Majelis Ulama Indonesia (MUI) menyatakan sikap resmi dengan mengutuk serangan gabungan Amerika Serikat (AS) dan Israel terhadap Iran pada Sabtu (28/2) lalu. Dalam serangan roket AS-Israel akhir pekan lalu, pemimpin tertinggi Iran, Ayatullah Ali Khamenei hingga anak cucunya dilaporkan jadi salah satu korban tewas. MUI pun blak-blakan mengkritik posisi Dewan Perdamaian (Board of Peace/BoP) yang digagas dan dibentuk Presiden AS Donald Trump untuk persoalan Gaza dan stabilitas Timur Tengah.

MUI mempertanyakan posisi Board of Peace–di mana Indonesia juga tergabung di dalamnya–ketika AS justru berkolaborasi dengan Israel memborbardir Iran dengan roket atau rudal. Menurut MUI, AS dalam konflik itu tengah memainkan peran melalui Board of Peace. MUI mempertanyakan apakah BoP diarahkan untuk perdamaian yang adil, atau justru memperkuat arsitektur keamanan yang timpang dan mengubur kemerdekaan Palestina.

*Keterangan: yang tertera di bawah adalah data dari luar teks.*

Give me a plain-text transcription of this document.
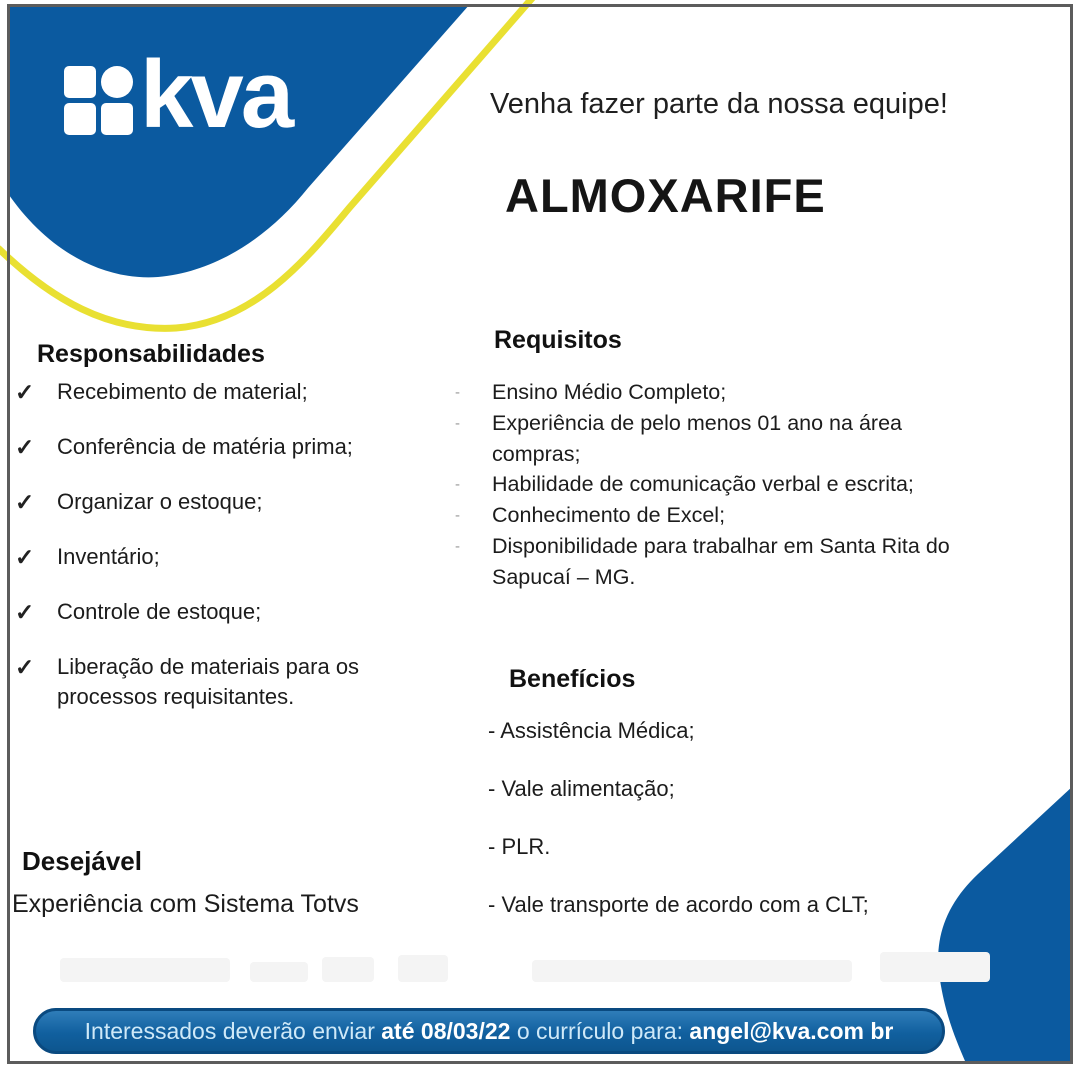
kva	Venha fazer parte da nossa equipe!
ALMOXARIFE
Responsabilidades
✓	Recebimento de material;
✓	Conferência de matéria prima;
✓	Organizar o estoque;
✓	Inventário;
✓	Controle de estoque;
✓	Liberação de materiais para os processos requisitantes.
Requisitos
-	Ensino Médio Completo;
-	Experiência de pelo menos 01 ano na área compras;
-	Habilidade de comunicação verbal e escrita;
-	Conhecimento de Excel;
-	Disponibilidade para trabalhar em Santa Rita do Sapucaí – MG.
Benefícios
- Assistência Médica;
- Vale alimentação;
- PLR.
- Vale transporte de acordo com a CLT;
Desejável
Experiência com Sistema Totvs
Interessados deverão enviar até 08/03/22 o currículo para: angel@kva.com br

Presiden RI Prabowo Subianto menyatakan kesiapannya menjadi fasilitator dialog di tengah kondisi tegang dan membara di kawasan Timur Tengah menyusul konfirmasi serangan AS dan Israel ke Iran. Prabowo bahkan disebut siap bertolak ke Teheran, Iran. Merespons itu, Iran menyambut tawaran Prabowo untuk menjadi mediator di tengah konflik negara Timur Tengah ini versus AS yang berkolaborasi dengan Israel. Sementara itu terkait posisi Indonesia di BoP, Prabowo menegaskan opsi bagi RI keluar dari BoP ketika organisasi multilateral itu tidak mampu mewujudkan tujuan utama yang selama ini diperjuangkan.